Well, this soup isn’t totally chicken tortilla soup. It is a hybrid between that and a spicy corn chowder, and possibly a couple other soups. I just mixed things until this soup happened. It is winter favorite at our house!
Chicken Tortilla Soup
1 split chicken breast - skinned (I bet you can guess where this is going)
1 can of corn -drained (read labels... they sneak sugar in there sometimes)
2 cans coconut milk
2 cups chicken stock (Trader Joe’s box stock or other, read label!)

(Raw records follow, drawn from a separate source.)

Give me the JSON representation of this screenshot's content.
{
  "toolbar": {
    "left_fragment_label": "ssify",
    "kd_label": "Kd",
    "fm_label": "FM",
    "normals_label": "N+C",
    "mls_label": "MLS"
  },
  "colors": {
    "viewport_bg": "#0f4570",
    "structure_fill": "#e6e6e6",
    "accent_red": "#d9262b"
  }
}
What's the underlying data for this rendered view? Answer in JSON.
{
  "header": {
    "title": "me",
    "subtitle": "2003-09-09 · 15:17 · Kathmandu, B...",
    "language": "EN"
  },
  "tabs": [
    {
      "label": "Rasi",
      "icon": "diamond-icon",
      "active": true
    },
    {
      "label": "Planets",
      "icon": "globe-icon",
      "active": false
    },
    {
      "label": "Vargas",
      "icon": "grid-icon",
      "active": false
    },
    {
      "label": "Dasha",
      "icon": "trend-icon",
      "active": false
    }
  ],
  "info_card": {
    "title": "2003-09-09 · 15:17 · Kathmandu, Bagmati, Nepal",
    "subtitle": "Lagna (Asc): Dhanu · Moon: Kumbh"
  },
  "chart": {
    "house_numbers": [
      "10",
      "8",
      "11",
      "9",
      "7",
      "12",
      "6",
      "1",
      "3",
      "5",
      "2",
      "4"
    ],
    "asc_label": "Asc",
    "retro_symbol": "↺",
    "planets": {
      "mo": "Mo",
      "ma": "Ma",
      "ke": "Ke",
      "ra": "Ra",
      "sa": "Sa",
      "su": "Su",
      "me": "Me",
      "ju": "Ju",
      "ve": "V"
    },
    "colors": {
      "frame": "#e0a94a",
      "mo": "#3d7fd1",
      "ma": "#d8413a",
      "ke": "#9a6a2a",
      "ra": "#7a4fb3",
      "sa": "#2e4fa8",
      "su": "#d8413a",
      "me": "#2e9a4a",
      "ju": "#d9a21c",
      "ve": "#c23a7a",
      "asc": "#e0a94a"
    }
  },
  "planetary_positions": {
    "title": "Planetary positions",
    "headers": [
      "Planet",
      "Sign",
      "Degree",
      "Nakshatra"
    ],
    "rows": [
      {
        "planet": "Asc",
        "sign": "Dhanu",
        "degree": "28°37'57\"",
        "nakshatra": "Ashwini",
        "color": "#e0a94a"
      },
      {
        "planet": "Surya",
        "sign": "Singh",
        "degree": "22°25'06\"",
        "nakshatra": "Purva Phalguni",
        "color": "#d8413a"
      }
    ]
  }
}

1 can of diced tomatoes with chilies (Aldi variety)
1 onion chopped
1 green pepper chopped
4 potatoes peeled and cut into small chunks
Corn tortillas
Spices: garlic powder, chili powder, bay leaves, basil, salt and pepper
In order to cook this the fastest I have several things happening at once!
In one pan boil chicken breast in water for 45 minutes or until done.
In another pan I combine all other ingredients. I bring to a boil and simmer.
When chicken is done; debone, shred, and add to soup pot.
Taste as you cook and add spices as you desire. I usually put in about 4 bay leaves and guess on the rest.
When serving, lay a tortilla in the bottom of bowl before adding soup. Shred more tortilla on top if desired!